Adding a DL as an additional Data Source, to a EHR should be simple, especially if the vendor used modern computer science architecture when they designed their system, EHRs could still store a copy of the record in their database, nothing about DL would limit this. Record transaction could be stored on a permissioned distributed databases, i.e., closed loop DL network for security. All entries would use the same security hashing algorithm and by nature of DLs, forced to log any changes that were made to that record. To keep everyone honest, validating the record, verifiers, i.e., "Miners", chosen from participating organizations would monitor the transaction mathematically to provide consensus .
Plug-n-Play
PnP for DL connections should be as simple as signing up with an organization ledger system i.e., chain, getting credential (keys), downloading the API and integrating the API into your platform. A Platform could provide APIs to the DL to provide an interface allowing the EHR to store records on the DL without interrupting service. Basically the only thing that changed is the location of the data and the authentication process. However, as I mention previously, the real work in interoperability is not the connections but, normalizing the semantics.
Authentication and authorization is handled with PKI. The Holly Grail of Medical records patient controlled medical records. With DL the patients could own and control the keys and share with their doctor or healthcare organization. How the multi-key access would work is outside of the scope of the document.
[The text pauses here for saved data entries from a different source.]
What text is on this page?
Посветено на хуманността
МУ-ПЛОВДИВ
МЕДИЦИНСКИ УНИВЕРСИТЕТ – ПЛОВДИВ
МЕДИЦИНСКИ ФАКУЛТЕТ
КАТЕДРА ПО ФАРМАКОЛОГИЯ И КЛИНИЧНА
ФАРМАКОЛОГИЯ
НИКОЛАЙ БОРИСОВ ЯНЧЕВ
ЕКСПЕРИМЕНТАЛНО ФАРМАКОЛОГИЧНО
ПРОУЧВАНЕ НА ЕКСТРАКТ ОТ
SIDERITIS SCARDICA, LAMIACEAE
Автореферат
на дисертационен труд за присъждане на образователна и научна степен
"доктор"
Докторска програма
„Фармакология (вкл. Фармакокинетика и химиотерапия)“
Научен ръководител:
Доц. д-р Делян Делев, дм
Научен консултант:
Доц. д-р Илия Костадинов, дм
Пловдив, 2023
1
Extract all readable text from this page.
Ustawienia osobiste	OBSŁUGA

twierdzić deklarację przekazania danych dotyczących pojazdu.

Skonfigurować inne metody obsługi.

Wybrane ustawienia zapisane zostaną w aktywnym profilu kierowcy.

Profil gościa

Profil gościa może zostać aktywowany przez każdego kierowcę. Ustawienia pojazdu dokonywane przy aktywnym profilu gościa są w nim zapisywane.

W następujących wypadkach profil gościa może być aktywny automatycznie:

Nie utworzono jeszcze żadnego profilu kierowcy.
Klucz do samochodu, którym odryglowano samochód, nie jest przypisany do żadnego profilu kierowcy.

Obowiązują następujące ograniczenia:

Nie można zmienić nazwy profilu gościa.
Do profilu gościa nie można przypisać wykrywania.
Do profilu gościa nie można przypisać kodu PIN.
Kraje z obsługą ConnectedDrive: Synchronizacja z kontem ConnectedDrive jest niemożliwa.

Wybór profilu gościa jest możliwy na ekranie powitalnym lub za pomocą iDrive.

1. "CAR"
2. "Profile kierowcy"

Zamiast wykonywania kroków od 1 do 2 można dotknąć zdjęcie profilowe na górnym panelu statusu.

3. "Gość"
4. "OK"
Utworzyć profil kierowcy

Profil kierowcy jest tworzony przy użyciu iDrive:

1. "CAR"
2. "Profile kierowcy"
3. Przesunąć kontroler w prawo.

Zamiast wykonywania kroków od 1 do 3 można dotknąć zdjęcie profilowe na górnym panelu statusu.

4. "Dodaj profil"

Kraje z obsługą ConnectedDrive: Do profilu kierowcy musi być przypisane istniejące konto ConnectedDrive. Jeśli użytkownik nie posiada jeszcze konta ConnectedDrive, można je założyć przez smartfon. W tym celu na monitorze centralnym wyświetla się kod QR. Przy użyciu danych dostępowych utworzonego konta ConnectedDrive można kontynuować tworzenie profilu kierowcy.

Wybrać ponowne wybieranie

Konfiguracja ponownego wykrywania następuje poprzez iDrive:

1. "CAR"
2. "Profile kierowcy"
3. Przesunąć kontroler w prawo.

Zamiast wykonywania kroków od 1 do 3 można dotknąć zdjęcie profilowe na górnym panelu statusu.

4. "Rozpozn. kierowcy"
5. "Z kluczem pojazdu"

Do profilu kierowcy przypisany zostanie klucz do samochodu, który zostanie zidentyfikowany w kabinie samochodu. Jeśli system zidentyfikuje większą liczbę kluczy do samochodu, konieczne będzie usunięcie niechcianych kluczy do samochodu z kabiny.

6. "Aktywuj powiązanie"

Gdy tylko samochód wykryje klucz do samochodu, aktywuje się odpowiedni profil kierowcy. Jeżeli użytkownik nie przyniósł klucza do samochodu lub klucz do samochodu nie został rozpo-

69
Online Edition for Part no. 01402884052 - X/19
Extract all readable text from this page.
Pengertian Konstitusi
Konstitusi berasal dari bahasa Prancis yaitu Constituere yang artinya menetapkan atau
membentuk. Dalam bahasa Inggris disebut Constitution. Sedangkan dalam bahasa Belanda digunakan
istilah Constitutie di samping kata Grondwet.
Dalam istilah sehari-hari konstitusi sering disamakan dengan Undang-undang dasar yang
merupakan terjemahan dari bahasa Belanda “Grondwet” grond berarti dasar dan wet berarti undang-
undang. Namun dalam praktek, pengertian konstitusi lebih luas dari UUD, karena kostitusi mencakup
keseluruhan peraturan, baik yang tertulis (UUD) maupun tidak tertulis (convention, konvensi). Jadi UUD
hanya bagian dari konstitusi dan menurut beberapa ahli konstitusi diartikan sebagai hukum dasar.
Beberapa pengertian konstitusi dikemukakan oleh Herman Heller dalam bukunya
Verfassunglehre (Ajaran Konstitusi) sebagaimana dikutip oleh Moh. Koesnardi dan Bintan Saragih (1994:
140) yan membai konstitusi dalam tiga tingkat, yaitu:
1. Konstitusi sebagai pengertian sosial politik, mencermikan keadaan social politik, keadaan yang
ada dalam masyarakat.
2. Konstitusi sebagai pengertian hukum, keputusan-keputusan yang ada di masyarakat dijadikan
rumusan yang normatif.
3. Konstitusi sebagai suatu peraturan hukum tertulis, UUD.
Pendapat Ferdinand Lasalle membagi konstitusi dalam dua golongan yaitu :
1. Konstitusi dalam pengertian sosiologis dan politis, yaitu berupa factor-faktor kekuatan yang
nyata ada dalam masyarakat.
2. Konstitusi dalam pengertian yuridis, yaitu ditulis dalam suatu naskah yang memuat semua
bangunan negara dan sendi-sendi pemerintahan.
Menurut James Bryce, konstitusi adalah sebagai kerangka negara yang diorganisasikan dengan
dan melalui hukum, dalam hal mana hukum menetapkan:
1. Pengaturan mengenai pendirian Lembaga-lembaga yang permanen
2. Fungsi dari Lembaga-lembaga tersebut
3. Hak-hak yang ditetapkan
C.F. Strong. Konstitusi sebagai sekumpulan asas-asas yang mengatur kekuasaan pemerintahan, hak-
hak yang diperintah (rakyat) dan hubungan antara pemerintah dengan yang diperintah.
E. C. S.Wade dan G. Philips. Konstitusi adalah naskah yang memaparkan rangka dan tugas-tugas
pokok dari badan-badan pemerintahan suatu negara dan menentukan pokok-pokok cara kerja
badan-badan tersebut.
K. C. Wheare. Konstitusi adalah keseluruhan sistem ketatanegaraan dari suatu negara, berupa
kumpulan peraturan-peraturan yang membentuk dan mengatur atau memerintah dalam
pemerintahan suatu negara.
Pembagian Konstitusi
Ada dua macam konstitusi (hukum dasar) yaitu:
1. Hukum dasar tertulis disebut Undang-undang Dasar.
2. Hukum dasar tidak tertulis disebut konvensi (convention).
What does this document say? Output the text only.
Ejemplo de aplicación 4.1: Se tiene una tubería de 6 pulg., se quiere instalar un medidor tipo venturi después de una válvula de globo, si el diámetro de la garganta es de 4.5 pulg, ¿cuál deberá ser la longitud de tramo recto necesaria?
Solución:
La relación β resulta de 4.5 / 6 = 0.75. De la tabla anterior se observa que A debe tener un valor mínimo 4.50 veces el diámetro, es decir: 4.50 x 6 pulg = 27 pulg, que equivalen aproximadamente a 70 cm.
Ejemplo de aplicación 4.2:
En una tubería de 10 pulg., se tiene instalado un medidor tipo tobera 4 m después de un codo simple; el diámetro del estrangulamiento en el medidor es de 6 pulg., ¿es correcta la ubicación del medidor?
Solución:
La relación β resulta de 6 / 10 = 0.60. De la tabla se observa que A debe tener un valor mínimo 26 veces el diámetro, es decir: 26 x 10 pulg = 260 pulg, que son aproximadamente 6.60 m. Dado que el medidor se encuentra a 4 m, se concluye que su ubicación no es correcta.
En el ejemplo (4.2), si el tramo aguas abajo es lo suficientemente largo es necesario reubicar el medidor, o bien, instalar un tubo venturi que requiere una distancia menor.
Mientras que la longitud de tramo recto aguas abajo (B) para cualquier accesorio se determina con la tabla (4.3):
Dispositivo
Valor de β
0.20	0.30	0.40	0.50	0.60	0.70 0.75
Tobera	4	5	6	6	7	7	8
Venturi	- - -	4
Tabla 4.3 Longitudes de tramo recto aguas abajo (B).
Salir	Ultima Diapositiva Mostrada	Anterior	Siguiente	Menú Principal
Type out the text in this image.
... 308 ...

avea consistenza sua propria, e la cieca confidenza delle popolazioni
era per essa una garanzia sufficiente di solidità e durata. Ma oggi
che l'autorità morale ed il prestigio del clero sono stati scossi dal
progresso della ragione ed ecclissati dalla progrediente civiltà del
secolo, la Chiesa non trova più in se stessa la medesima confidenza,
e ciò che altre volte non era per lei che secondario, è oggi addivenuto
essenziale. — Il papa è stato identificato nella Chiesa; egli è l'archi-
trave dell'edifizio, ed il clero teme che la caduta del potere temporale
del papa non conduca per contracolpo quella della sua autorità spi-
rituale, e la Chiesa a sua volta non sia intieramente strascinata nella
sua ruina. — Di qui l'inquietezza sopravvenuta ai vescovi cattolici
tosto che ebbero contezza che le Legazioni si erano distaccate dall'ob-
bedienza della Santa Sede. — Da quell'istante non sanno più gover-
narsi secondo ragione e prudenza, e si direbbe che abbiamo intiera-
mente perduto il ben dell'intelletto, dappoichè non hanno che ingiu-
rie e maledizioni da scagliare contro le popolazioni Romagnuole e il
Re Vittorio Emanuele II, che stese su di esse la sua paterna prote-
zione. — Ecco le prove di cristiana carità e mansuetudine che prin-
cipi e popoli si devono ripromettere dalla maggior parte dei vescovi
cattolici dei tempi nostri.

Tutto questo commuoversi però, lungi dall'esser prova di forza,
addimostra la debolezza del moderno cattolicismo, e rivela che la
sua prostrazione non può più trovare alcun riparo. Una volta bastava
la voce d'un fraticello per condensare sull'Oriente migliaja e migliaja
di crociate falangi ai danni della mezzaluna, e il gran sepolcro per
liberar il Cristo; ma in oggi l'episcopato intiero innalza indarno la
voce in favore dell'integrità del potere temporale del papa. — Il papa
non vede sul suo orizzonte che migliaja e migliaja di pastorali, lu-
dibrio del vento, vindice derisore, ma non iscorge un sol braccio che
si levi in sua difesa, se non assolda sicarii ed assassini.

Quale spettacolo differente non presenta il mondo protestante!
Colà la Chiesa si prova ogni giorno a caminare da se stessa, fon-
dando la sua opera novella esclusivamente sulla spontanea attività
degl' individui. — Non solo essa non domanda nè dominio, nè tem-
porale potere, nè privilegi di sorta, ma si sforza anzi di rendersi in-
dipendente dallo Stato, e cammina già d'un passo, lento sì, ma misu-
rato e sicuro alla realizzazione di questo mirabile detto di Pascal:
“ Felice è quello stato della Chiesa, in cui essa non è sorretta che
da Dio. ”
We would then have to tackle the content or semantics, e.g., RXnorm for Pharma, LOINC for labs and HL7. Refactoring of HL7 could be the first step, rethink use things like OIDs, e.g,
"2.16.840.1.113883.3.1", an id that takes up a lot of space and transmission power and not suitable for embedded systems or devices or wireless. The semantics of the content is on of the biggest hurtles that must be address. This is were implementers currently have options and options are difficult and costly for interoperability.
Solution:
- Build Blockchain/DL permission network with off-the-shelve Blockchain solutions
- Build or buy multi-PKI management system
- Build a consortium of healthcare organization to participate
- Only purchase or upgrade with vendors that support the framework
- Audits and logs use Blockchain to provide chain-of-custody
Framework features:
- utilizing Blockchain to authenticate with PKI
-
Encryption is provided
- All transactions in a medical record are signed with Blockchain
- All communication is authenticates with Blockchain
Future Solutions
- Lab work uses Blockchain to authenticate
- All Pharmacy scripts and fill use Blockchain to authenticate and audit
- Medical devices are tracked and managed with Blockchain
- IoT devices are tracked and managed with Blockchain
- Blockchain Smart contracts are used to manage devices,
- Billing management using Smart Contracts.